The arrival of rain to eastern Canada has brought relief to firefighters in Nova Scotia province battling historic wildfires for nearly a week, though the situation in Quebec remained critical.
Of the fires threatening Nova Scotia's provincial capital Halifax, 85 percent have been brought under control to "a state of being held," authorities said at a press conference on Saturday.
"The rain that we are getting now is going to help the suppression issues, but that being said this fire is not out and it will not be declared out for some time," said Dave Steeves of the provincial Department of Natural Resources.

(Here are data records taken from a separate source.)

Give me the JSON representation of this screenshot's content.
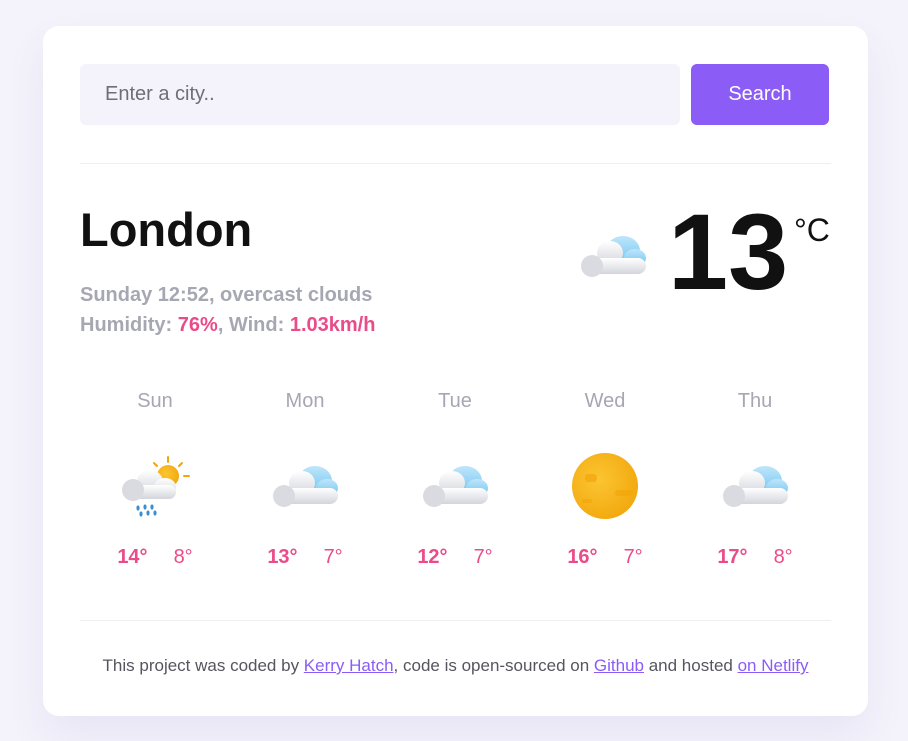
{
  "search": {
    "placeholder": "Enter a city..",
    "button_label": "Search"
  },
  "current": {
    "city": "London",
    "date_desc": "Sunday 12:52, overcast clouds",
    "humidity_label": "Humidity: ",
    "humidity_value": "76%",
    "wind_label": ", Wind: ",
    "wind_value": "1.03km/h",
    "temperature": "13",
    "unit": "°C",
    "icon": "cloud-icon"
  },
  "forecast": [
    {
      "day": "Sun",
      "max": "14°",
      "min": "8°",
      "icon": "rain-sun-icon"
    },
    {
      "day": "Mon",
      "max": "13°",
      "min": "7°",
      "icon": "cloud-icon"
    },
    {
      "day": "Tue",
      "max": "12°",
      "min": "7°",
      "icon": "cloud-icon"
    },
    {
      "day": "Wed",
      "max": "16°",
      "min": "7°",
      "icon": "sun-icon"
    },
    {
      "day": "Thu",
      "max": "17°",
      "min": "8°",
      "icon": "cloud-icon"
    }
  ],
  "footer": {
    "text1": "This project was coded by ",
    "link1": "Kerry Hatch",
    "text2": ", code is open-sourced on ",
    "link2": "Github",
    "text3": " and hosted ",
    "link3": "on Netlify"
  },
  "colors": {
    "accent": "#8b5cf6",
    "highlight": "#ea4c89",
    "muted": "#a7a7b3"
  }
}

By Friday evening, half of the 16,000 evacuees from Halifax's northeastern suburbs had been allowed to return home.
"This is excellent," Dave Meldrum, deputy chief of Halifax Regional Fire and Emergency Services, said of the rain.
"This is not a heavy downpour that runs off and disappears — this will soak into the ground more effectively."
Canadian armed services and US firefighters are expected to join in the region's wildfire suppression efforts over the weekend.
Wildfires are common in Canada's western provinces, but this year the eastern province of Nova Scotia is reeling from its worst-ever wildfire season.
After major flare-ups in the west of the country in May, notably in the Prairie provinces of Alberta and Saskatchewan, firefighting shifted in the past week to Nova Scotia on the Atlantic coast and the French-speaking province of Quebec.
More than 130 forest fires, some 80 of them considered out of control, remain active in Quebec, forcing more than 2,000 additional people to evacuate.
"Winds will be variable today, so it could change at any time," warned Isabelle Gariepy of the SOPFEU forest fire protection service.
A fire that forced more than 10,000 people to evacuate the region around Sept-Iles, in the north of Quebec near the St. Lawrence River, remained "out of control" but had not evolved further overnight, authorities said.
Canada has been hit repeatedly by extreme weather in recent years, the intensity and frequency of which have increased due to global heating.